В постели я рассказал Луисе о том разговоре и о моих подозрениях, о том, какой смертью (если верить Кустардою) умерла моя тетя Тереса, и о том, что у моего отца, возможно, было три жены, и третья жена была первой по счету, еще до «девочек», и о ней я ничего не знал. Луиса не могла понять, почему я не захотел расспросить подробнее: женское любопытство – это любопытство в чистом виде, женщины любят интриги и расследования, но они недально-видны: не задумываются, чем грозит им то, чего они не знают, и к каким последствиям может привести стремление удовлетворить любопытство; не знают, что действия совершаются сами по себе, что толчком для них может послужить одно-единственное слово.

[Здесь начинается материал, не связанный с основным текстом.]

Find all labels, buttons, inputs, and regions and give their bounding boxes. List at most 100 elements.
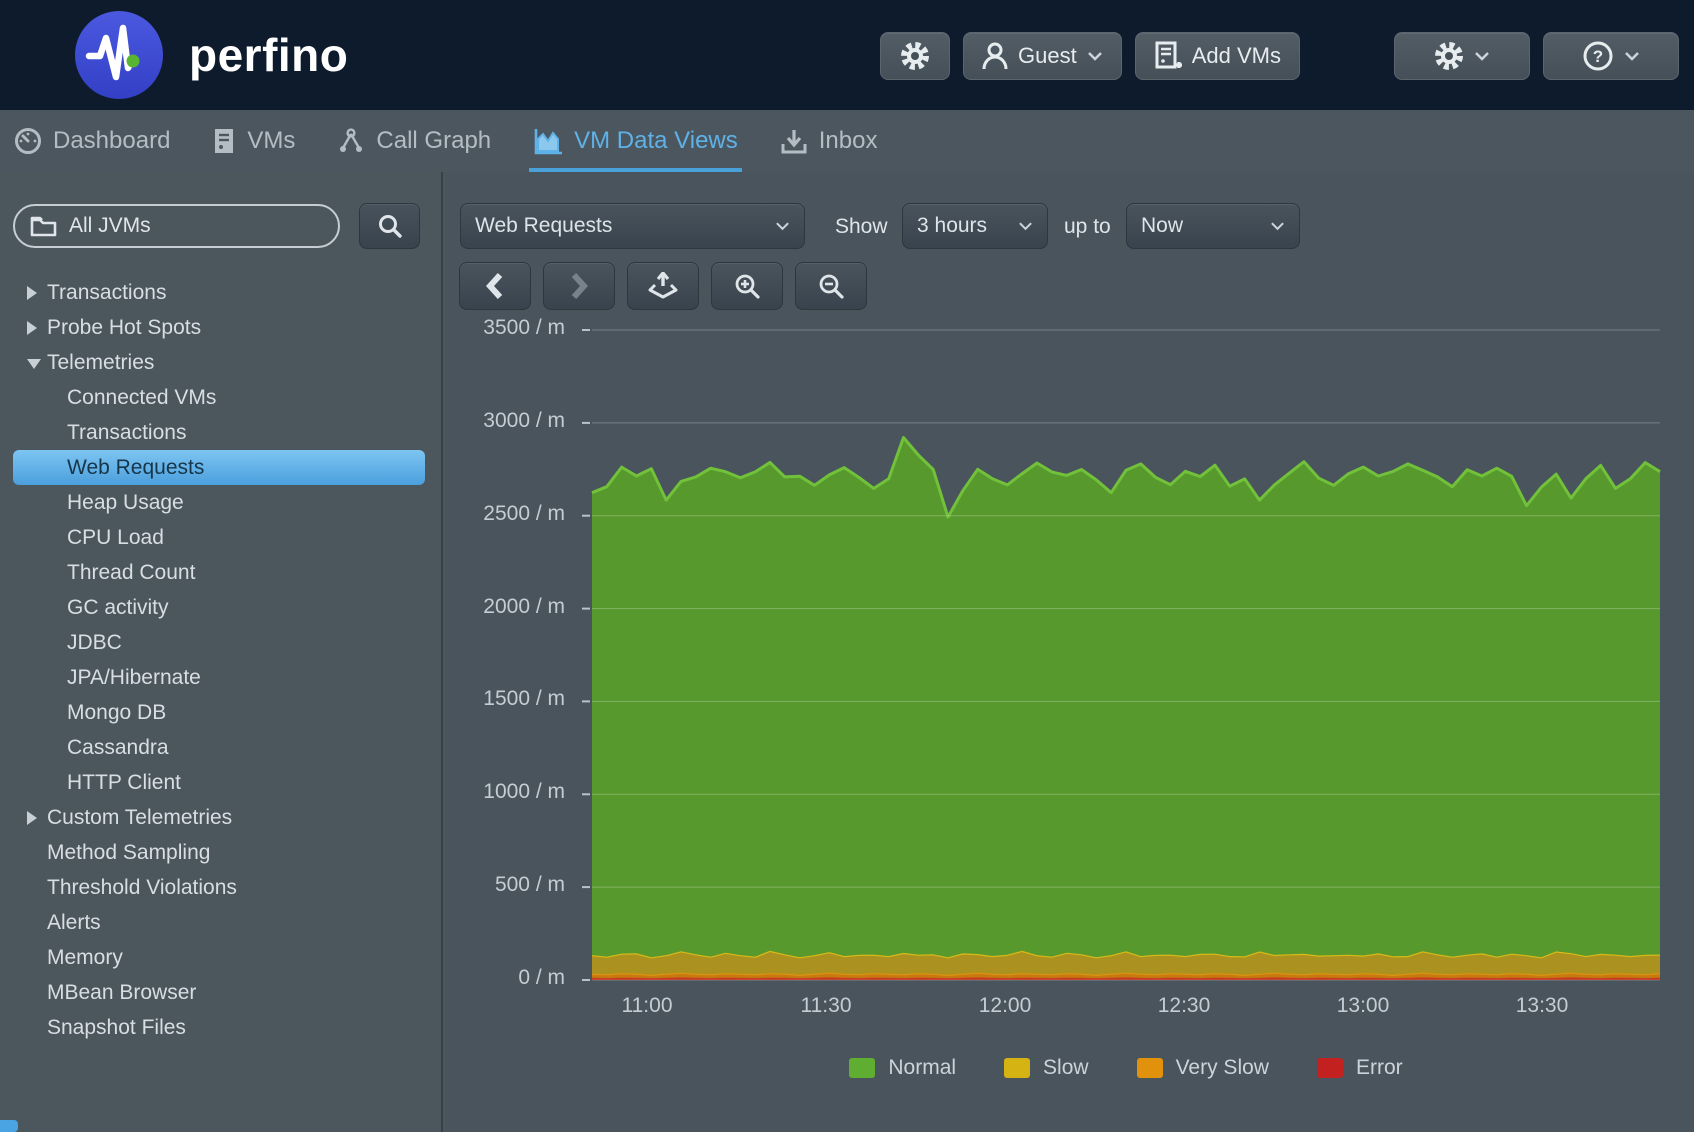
chevron-down-icon: [1474, 51, 1490, 61]
telemetry-tree: TransactionsProbe Hot SpotsTelemetriesCo…: [0, 275, 441, 1045]
guest-menu-button[interactable]: Guest: [963, 32, 1122, 80]
help-menu-button[interactable]: ?: [1543, 32, 1679, 80]
metric-select[interactable]: Web Requests: [460, 203, 805, 249]
sidebar-item-snapshot-files[interactable]: Snapshot Files: [0, 1010, 441, 1045]
sidebar-item-telemetries[interactable]: Telemetries: [0, 345, 441, 380]
tab-vms[interactable]: VMs: [212, 110, 295, 172]
sidebar-item-jdbc[interactable]: JDBC: [0, 625, 441, 660]
tab-label: Inbox: [819, 127, 878, 155]
sidebar-item-label: Custom Telemetries: [47, 800, 232, 835]
sidebar-item-probe-hot-spots[interactable]: Probe Hot Spots: [0, 310, 441, 345]
gear-icon: [1434, 41, 1464, 71]
range-select[interactable]: 3 hours: [902, 203, 1048, 249]
folder-icon: [30, 215, 57, 237]
add-vm-icon: [1154, 41, 1182, 71]
legend-label: Normal: [888, 1056, 956, 1080]
brand: perfino: [75, 11, 348, 99]
y-axis-label: 2500 / m: [445, 502, 565, 526]
previous-interval-button[interactable]: [459, 262, 531, 310]
x-axis-label: 13:30: [1472, 994, 1612, 1018]
search-button[interactable]: [359, 203, 420, 249]
chevron-down-icon: [1270, 221, 1285, 231]
y-axis-label: 3500 / m: [445, 316, 565, 340]
settings-button[interactable]: [880, 32, 950, 80]
sidebar-item-gc-activity[interactable]: GC activity: [0, 590, 441, 625]
chevron-down-icon: [1018, 221, 1033, 231]
export-button[interactable]: [627, 262, 699, 310]
chevron-right-icon: [570, 273, 588, 299]
add-vms-button[interactable]: Add VMs: [1135, 32, 1300, 80]
tab-label: VMs: [247, 127, 295, 155]
sidebar-item-alerts[interactable]: Alerts: [0, 905, 441, 940]
sidebar-item-label: Probe Hot Spots: [47, 310, 201, 345]
range-select-value: 3 hours: [917, 214, 987, 238]
config-menu-button[interactable]: [1394, 32, 1530, 80]
tree-expander-icon[interactable]: [27, 286, 37, 300]
sidebar-item-custom-telemetries[interactable]: Custom Telemetries: [0, 800, 441, 835]
tab-inbox[interactable]: Inbox: [780, 110, 878, 172]
sidebar: All JVMs TransactionsProbe Hot SpotsTele…: [0, 172, 443, 1132]
app-header: perfino Guest: [0, 0, 1694, 110]
legend-swatch: [1004, 1058, 1030, 1078]
sidebar-item-cassandra[interactable]: Cassandra: [0, 730, 441, 765]
sidebar-item-label: Connected VMs: [67, 380, 216, 415]
sidebar-item-label: CPU Load: [67, 520, 164, 555]
legend-label: Error: [1356, 1056, 1403, 1080]
zoom-in-button[interactable]: [711, 262, 783, 310]
metric-select-value: Web Requests: [475, 214, 612, 238]
y-axis-label: 500 / m: [445, 873, 565, 897]
legend-item-normal: Normal: [849, 1056, 956, 1080]
tab-call-graph[interactable]: Call Graph: [337, 110, 491, 172]
x-axis-label: 13:00: [1293, 994, 1433, 1018]
sidebar-item-thread-count[interactable]: Thread Count: [0, 555, 441, 590]
sidebar-item-label: Snapshot Files: [47, 1010, 186, 1045]
chevron-down-icon: [1624, 51, 1640, 61]
chevron-down-icon: [775, 221, 790, 231]
help-icon: ?: [1582, 40, 1614, 72]
tab-dashboard[interactable]: Dashboard: [14, 110, 170, 172]
next-interval-button[interactable]: [543, 262, 615, 310]
vms-icon: [212, 127, 236, 155]
legend-label: Very Slow: [1176, 1056, 1269, 1080]
end-time-select[interactable]: Now: [1126, 203, 1300, 249]
sidebar-item-mongo-db[interactable]: Mongo DB: [0, 695, 441, 730]
sidebar-item-cpu-load[interactable]: CPU Load: [0, 520, 441, 555]
sidebar-item-web-requests[interactable]: Web Requests: [13, 450, 425, 485]
sidebar-item-connected-vms[interactable]: Connected VMs: [0, 380, 441, 415]
tab-vm-data-views[interactable]: VM Data Views: [533, 110, 738, 172]
guest-label: Guest: [1018, 43, 1077, 69]
sidebar-item-label: HTTP Client: [67, 765, 181, 800]
header-actions: Guest Add VMs: [880, 32, 1679, 80]
tree-expander-icon[interactable]: [27, 321, 37, 335]
sidebar-item-label: MBean Browser: [47, 975, 196, 1010]
x-axis-label: 12:00: [935, 994, 1075, 1018]
corner-indicator: [0, 1120, 18, 1132]
sidebar-item-transactions[interactable]: Transactions: [0, 275, 441, 310]
sidebar-item-label: Transactions: [47, 275, 166, 310]
sidebar-item-threshold-violations[interactable]: Threshold Violations: [0, 870, 441, 905]
pulse-logo-icon: [75, 11, 163, 99]
jvm-filter-input[interactable]: All JVMs: [13, 204, 340, 248]
call-graph-icon: [337, 127, 365, 155]
web-requests-chart[interactable]: [592, 330, 1660, 980]
sidebar-item-method-sampling[interactable]: Method Sampling: [0, 835, 441, 870]
inbox-icon: [780, 127, 808, 155]
sidebar-item-label: Mongo DB: [67, 695, 166, 730]
chart-legend: NormalSlowVery SlowError: [592, 1056, 1660, 1080]
tree-expander-icon[interactable]: [27, 811, 37, 825]
sidebar-item-transactions[interactable]: Transactions: [0, 415, 441, 450]
dashboard-icon: [14, 127, 42, 155]
sidebar-item-memory[interactable]: Memory: [0, 940, 441, 975]
tab-label: Call Graph: [376, 127, 491, 155]
zoom-out-button[interactable]: [795, 262, 867, 310]
tree-expander-icon[interactable]: [27, 359, 41, 369]
main-nav: Dashboard VMs Call Graph VM Data Views: [0, 110, 1694, 172]
sidebar-item-label: Threshold Violations: [47, 870, 237, 905]
sidebar-item-mbean-browser[interactable]: MBean Browser: [0, 975, 441, 1010]
sidebar-item-jpa-hibernate[interactable]: JPA/Hibernate: [0, 660, 441, 695]
x-axis-label: 11:30: [756, 994, 896, 1018]
sidebar-item-label: Transactions: [67, 415, 186, 450]
sidebar-item-http-client[interactable]: HTTP Client: [0, 765, 441, 800]
sidebar-item-heap-usage[interactable]: Heap Usage: [0, 485, 441, 520]
app-title: perfino: [189, 28, 348, 82]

Они хотят попробовать, не заглядывая вперед, всегда готовы узнать что-то новое, не боятся того, что им могут рассказать, не подозревают ничего плохого, не понимают, что то, что они узнают, может изменить все, может быть, будет даже рассечена кожа или изменится плоть.
– Почему ты не выяснил все? – спросила она меня. Она лежала в постели, как тогда, в Гаване, всего несколько дней назад, но сейчас она лежала в постели просто потому, что ночью так положено. Я тоже лежал под простыней – совсем еще новенькой, – должно быть, это часть приданого (странное старинное слово, не знаю, как его перевести). Сейчас она не была больна, ей не резала бретелька лифчика; сейчас на ней была ночная рубашка, которую она надела у меня на глазах несколько минут назад. Надевая ее, она повернулась ко мне спиной – еще не привыкла одеваться в моем присутствии. Пройдет несколько лет, может быть даже месяцев, и моего присутствия она уже не будет замечать.
– Я не уверен, что хочу знать больше, – ответил я.
– Не может такого быть. Даже мне интересно узнать больше.
– Зачем?
Телевизор работал, но звук был выключен. На экране появился Джерри Льюис, комик, шел старый фильм, еще времен моего детства. Слышны были только наши голоса.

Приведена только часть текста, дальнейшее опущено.